This article provides an overview of the Batch Assemble Sanger Sequences pipeline, which can be found under the Pre-processing options. It uses typical raw Sanger sequencing reads to assemble full sequences for downstream Annotation analysis. This article covers the main options including consensus sequences building and heterozygous bases calling.
Note: The Set and Merge Paired Reads preprocessing operation also allows users to set or merge sequences together. The "Set and Merge Paired Reads" operation uses BBMerge and can be less accurate than batch assembling, however it can be run on very large datasets and is thus more suitable for high throughput or NGS use.
The below video gives a general introduction to pre-processing in Biologics. The first few videos in our Getting Started series may also be helpful, linked here.
- How to run Batch Assembly
- Batch Assemble Sanger Sequences Options
- Viewing Consensus Sequences
- Identifying Heterozygotes
- What if the sequences didn't assemble successfully?
How to run Batch Assembly
It is recommended that if you have multiple sequences (eg. more than 100) you first Group Sequences into a sequence list.
Select all the raw sequences/sequence lists and choose Pre-processing > Batch Assemble Sanger Sequences in the dropdown.
Assemble by Sequence Name
You can assemble the sequences based on sequence names. Enter an appropriate separator and then choose the part that corresponds to a unique identifier to assemble sequences. This will merge reads that are identical across that part/unique identifier.
In the example below this corresponds to selecting 4th in the Name part dropdown and inputting "_" (underscore) as the Name separator to assemble the selected sequences by matching well IDs. Only sequences that match the 4th position of the sequence name when the sequence name is separated by underscore will be assembled together.
Assemble by Name Scheme
Sequences can be assembled by matching common parts of the sequence names to identify which sequences to assemble together. The below video explains how this works in Geneious Biologics:
This involves using a previously created Name Scheme: How to Create a Name Scheme. The name scheme will be applied to the sequence names to extract fields defined in the name scheme, such as the Common Identifier name, chain and sequencing direction. Assembly will be carried out on a combination of the Common Identifier and Chain fields (if present). See this article for more information about what a Name Scheme is and how it works.
Assemble by List
Assembling sequences by list is useful if your sequences are interlaced and have been grouped into a list. The assembly will be carried out on each pair of sequences, starting from the first, e.g. sequences 1 and 2 will be assembled together, sequences 3 and 4 will be assembled together, and so forth.

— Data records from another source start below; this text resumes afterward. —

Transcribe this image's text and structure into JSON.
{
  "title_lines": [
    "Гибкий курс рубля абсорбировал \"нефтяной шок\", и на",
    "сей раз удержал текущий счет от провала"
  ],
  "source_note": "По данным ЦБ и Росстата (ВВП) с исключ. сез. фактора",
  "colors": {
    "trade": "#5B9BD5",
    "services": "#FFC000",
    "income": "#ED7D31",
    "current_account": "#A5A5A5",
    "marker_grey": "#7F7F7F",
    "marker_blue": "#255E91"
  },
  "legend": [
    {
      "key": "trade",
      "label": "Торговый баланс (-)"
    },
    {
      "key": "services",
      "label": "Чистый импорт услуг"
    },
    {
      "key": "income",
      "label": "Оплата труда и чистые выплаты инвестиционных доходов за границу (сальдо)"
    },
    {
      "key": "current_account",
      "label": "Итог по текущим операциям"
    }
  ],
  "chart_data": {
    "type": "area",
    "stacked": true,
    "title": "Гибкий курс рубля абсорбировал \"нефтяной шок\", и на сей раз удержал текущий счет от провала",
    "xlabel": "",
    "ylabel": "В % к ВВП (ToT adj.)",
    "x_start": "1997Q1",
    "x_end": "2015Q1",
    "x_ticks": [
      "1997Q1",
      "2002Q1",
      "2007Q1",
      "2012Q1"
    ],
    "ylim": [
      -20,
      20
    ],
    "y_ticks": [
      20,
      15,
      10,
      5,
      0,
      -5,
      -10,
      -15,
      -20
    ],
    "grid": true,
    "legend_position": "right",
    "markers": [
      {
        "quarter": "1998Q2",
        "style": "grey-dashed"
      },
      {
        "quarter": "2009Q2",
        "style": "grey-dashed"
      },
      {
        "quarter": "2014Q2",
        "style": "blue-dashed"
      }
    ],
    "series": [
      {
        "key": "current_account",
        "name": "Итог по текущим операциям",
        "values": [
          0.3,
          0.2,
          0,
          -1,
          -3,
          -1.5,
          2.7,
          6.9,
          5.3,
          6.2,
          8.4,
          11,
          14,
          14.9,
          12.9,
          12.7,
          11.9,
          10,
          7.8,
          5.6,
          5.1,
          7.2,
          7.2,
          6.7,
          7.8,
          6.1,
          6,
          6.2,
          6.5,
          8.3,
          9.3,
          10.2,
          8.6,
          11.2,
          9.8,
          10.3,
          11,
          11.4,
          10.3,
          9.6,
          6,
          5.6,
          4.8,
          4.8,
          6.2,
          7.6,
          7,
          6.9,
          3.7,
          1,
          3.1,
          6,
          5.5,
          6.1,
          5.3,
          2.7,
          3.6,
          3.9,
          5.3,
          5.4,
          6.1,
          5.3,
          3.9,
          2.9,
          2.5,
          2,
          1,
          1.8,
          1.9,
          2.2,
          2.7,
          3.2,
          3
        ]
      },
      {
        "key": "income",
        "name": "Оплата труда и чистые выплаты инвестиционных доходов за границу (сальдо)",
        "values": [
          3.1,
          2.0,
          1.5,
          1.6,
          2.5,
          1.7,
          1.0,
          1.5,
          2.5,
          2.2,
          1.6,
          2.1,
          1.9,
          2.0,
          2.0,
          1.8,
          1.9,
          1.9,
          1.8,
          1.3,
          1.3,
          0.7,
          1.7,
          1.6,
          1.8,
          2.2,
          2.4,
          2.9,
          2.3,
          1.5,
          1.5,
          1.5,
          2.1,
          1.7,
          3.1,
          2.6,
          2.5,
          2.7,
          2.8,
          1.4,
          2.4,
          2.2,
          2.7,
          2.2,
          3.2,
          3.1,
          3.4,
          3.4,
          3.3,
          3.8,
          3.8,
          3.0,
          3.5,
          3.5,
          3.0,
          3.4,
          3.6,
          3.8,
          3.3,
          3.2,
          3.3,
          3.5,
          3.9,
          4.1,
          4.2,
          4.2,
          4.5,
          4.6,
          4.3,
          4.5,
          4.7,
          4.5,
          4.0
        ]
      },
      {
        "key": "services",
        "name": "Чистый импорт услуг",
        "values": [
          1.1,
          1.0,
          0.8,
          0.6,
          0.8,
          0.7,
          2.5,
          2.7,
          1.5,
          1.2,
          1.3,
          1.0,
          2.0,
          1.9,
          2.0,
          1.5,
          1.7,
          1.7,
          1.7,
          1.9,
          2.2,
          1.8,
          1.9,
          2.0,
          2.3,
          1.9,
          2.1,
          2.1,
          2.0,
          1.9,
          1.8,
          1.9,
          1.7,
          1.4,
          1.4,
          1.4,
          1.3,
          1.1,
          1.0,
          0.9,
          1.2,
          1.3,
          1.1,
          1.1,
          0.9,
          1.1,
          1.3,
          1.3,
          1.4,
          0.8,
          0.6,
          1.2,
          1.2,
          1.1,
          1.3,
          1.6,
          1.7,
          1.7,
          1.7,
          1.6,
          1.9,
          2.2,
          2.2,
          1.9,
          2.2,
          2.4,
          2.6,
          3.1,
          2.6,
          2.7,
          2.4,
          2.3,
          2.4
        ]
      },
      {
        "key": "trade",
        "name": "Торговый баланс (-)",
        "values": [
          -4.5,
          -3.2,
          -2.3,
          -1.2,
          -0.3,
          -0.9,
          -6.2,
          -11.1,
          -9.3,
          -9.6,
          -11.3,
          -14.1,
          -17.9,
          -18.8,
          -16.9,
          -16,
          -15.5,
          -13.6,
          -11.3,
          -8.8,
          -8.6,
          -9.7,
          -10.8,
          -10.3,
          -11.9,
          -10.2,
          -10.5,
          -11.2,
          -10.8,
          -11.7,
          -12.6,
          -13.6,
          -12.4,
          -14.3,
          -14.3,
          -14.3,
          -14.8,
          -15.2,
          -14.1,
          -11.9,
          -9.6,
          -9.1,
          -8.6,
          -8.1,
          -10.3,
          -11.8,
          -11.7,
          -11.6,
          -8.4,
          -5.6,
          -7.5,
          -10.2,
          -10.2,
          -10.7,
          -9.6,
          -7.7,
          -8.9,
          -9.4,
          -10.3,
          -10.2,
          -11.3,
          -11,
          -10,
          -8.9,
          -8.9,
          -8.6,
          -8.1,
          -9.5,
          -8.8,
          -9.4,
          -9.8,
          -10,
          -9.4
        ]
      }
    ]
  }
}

To call heterozygous bases, in the Batch Assembly options you can select Consensus: call Sanger heterozygotes and input 50%. To learn more about heterozygous bases calling and annotation, please refer to this article.
Save unused reads
This will output any reads that did not have a pair/could not be assembled.
Select Generate a contig for each assembly to check whether heterozygote bases are present in the assembled sequences.
Viewing Consensus Sequences
To quickly identify potential heterozygous bases, click Zoom Out to full view in the Sequence Viewer. In the sidebar, ensure that Annotations: trimmed, Highlighting, Consensus and GraphsPairwise identity are selected. Look for regions within the Identity graph with low peaks, select the region around position 900-950 bp and zoom in. A heterozygote base M, is called in position 923 bp as the second peak is at least 50% of the height of the first peak.
To view the consensus sequences of all of assembled sequences, select the Assembly Consensus Sequences document output. This is the sequence list that you will be using as input in downstream operations such as Antibody Annotator.
You can also view the Assembly Report for a summary of what did and didn't assemble successfully.
What if the sequences didn't assemble successfully?
This can happen due to incorrect name scheme/name pattern settings. If you are seeing some sequences merge correctly, it could also be that not all sequences have a sufficient matching overlap in order to be able to merge.
Tip: If you are getting a lot of unassembled reads and you don't think it is due to name scheme variations, all is not lost! One trick that you can use is to pair the unassembled reads using the Set Paired Reads tool.
Once paired you can select both the assembled and unassembled reads together and run Antibody Annotator. Antibody Annotator will attempt to find overlap on the paired reads in the VDJ/VJ region, and if it can't it will leave ambiguities in the gapped area . For example you may see XXXX in the FR3 region but ideally we try to still connect the reads into a single sequence.
Note: This method is not compatible with the Both Chains in Associated Sequences Annotator option, which assumes paired reads are matching heavy and light chains.